O avanço do neoliberalismo nas últimas décadas não apenas transformou as dinâmicas econômicas globais, mas também remodelou a subjetividade dos indivíduos, promovendo a insensibilização frente à desigualdade e à precarização da vida. Como aponta Wendy Brown (2015), o neoliberalismo não se restringe à economia, mas se infiltra na esfera social e política, convertendo todas as relações em termos de mercado e individualizando responsabilidades que antes eram coletivas. Esse processo resulta em um esvaziamento da solidariedade social e na naturalização das violências estruturais.Diante dessa conjuntura, a luta diária pela sobrevivência se sobrepõe à reflexão crítica sobre o contexto histórico e político.
Bourdieu (1998) argumenta que a precarização das condições de vida gera um estado de insegurança constante, no qual indivíduos se preocupam prioritariamente com sua manutenção material, como moradia e alimentação, em detrimento da participação política ou da mobilização coletiva. Esse cenário favorece a perpetuação de desigualdades e dificulta a construção de alternativas para a transformação social.No contexto latino-americano, a ditadura militar serviu como um mecanismo de implementação do neoliberalismo, conforme analisado por David Harvey (2007).
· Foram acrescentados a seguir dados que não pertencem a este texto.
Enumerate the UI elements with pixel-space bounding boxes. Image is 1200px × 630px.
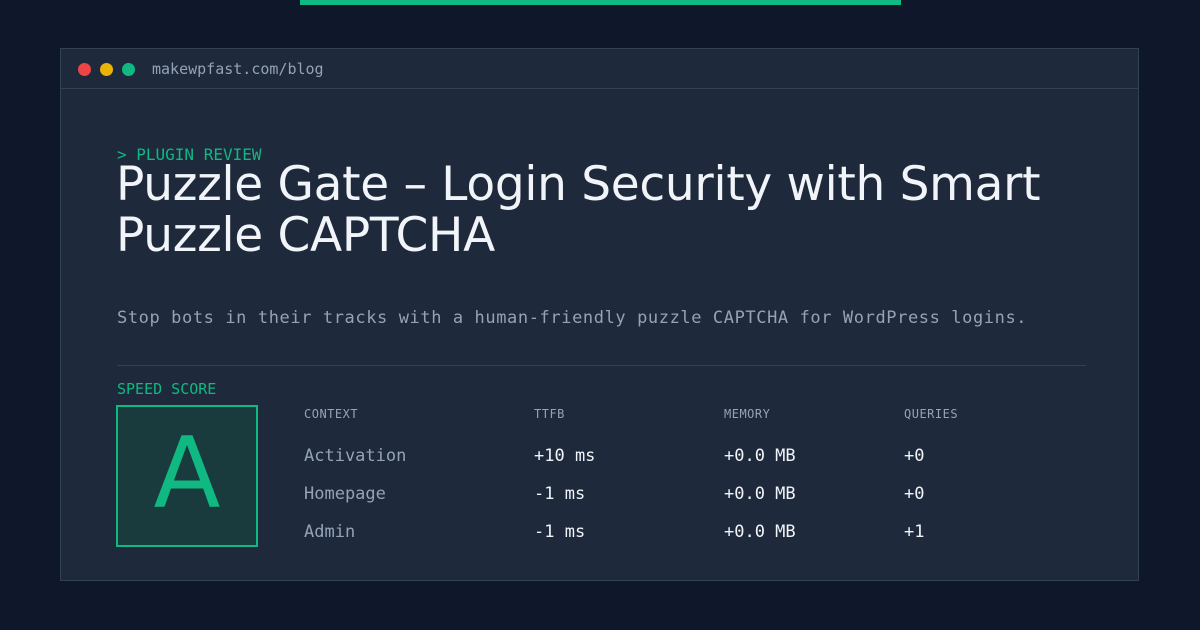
page-title: Puzzle Gate – Login Security with Smart … (116, 157, 1041, 263)
row-homepage-context: Homepage (304, 484, 386, 504)
row-activation-queries: +0 (904, 446, 925, 466)
row-admin-context: Admin (304, 522, 356, 542)
column-header-memory: MEMORY (724, 407, 771, 421)
column-header-context: CONTEXT (304, 407, 359, 421)
row-admin-ttfb: -1 ms (534, 522, 586, 542)
row-homepage-memory: +0.0 MB (724, 484, 796, 504)
row-activation-context: Activation (304, 446, 407, 466)
speed-score-label: SPEED SCORE (117, 380, 217, 398)
top-accent-bar (300, 0, 901, 5)
close-window-dot-icon[interactable] (78, 63, 91, 76)
column-header-ttfb: TTFB (534, 407, 565, 421)
row-homepage-queries: +0 (904, 484, 925, 504)
column-header-queries: QUERIES (904, 407, 959, 421)
row-homepage-ttfb: -1 ms (534, 484, 586, 504)
row-activation-ttfb: +10 ms (534, 446, 596, 466)
page-subtitle: Stop bots in their tracks with a human-f… (117, 308, 1028, 328)
row-activation-memory: +0.0 MB (724, 446, 796, 466)
maximize-window-dot-icon[interactable] (122, 63, 135, 76)
speed-grade-letter: A (153, 417, 221, 531)
speed-grade-badge: A (116, 405, 258, 547)
row-admin-memory: +0.0 MB (724, 522, 796, 542)
url-label: makewpfast.com/blog (152, 60, 324, 78)
minimize-window-dot-icon[interactable] (100, 63, 113, 76)
browser-window: makewpfast.com/blog > PLUGIN REVIEW Puzz… (60, 48, 1139, 581)
section-divider (117, 365, 1086, 366)
row-admin-queries: +1 (904, 522, 925, 542)
window-titlebar: makewpfast.com/blog (61, 49, 1138, 89)
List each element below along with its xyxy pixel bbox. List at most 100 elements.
O golpe de 1973 no Chile, por exemplo, foi fundamental para a introdução das políticas neoliberais na região, com a imposição de um modelo econômico baseado na desregulamentação, privatização e enfraquecimento dos direitos sociais. Mesmo com o fim formal das ditaduras, muitos de seus resquícios permanecem, incluindo práticas discriminatórias, repressão a movimentos sociais e discursos violentos que justificam desigualdades estruturais (Caldeira, 2000).Atualmente, vivemos uma crise sistêmica que se manifesta em diversas áreas: econômica, política, ambiental e subjetiva. Essa crise não é apenas conjuntural, mas estrutural, e atinge os alicerces das democracias contemporâneas.
O impacto dessa crise também se reflete na saúde mental das pessoas, pois a sobrecarga emocional, a incerteza constante e a competitividade exacerbada promovidas pelo neoliberalismo intensificam o sofrimento psíquico (Han, 2017). Em um cenário de hiperprodutividade e autoexploração, os indivíduos são levados à exaustão, sem tempo para construir relações interpessoais saudáveis ou refletir sobre seu papel na sociedade.Diante desse panorama, há uma cobrança excessiva sobre a geração Z para que ela promova mudanças significativas, enquanto a geração millennial muitas vezes não se reconhece como referência para os mais jovens. No entanto, como aponta Paulo Freire (1996), a educação e o diálogo intergeracional são fundamentais para a conscientização crítica e a construção de uma sociedade mais justa.
Se a geração Z tem o desafio de lidar com um mundo hiperconectado e repleto de informações fragmentadas, a geração millennial precisa amadurecer seu papel e compreender que seu engajamento e exemplo podem fornecer caminhos para quem não teve acesso a uma formação histórica sólida ou a relações sociais menos atravessadas por dinâmicas violentas.
A superação desse ciclo exige um esforço coletivo para resgatar valores de solidariedade e ação política, compreendendo que a precarização da vida e o sofrimento psíquico não são meramente questões individuais, mas estruturais. Apenas ao reconhecer a interdependência das lutas sociais será possível construir alternativas que transcendam a lógica neoliberal e promovam formas mais humanas de existência.
Referências
BOURDIEU, Pierre. A miséria do mundo. Petrópolis: Vozes, 1998.
BROWN, Wendy. Nas ruínas do neoliberalismo: a ascensão da política antidemocrática no Ocidente**. São Paulo: Politeia, 2019.
CALDEIRA, Teresa P. R. Cidade de muros: crime, segregação e cidadania em São Paulo. São Paulo: Editora 34, 2000.
FREIRE, Paulo. Pedagogia da autonomia: saberes necessários à prática educativa. São Paulo: Paz e Terra, 1996.
HAN, Byung-Chul. Sociedade do cansaço. Petrópolis: Vozes, 2017.
HARVEY, David. O neoliberalismo: história e implicações. São Paulo: Loyola, 2007.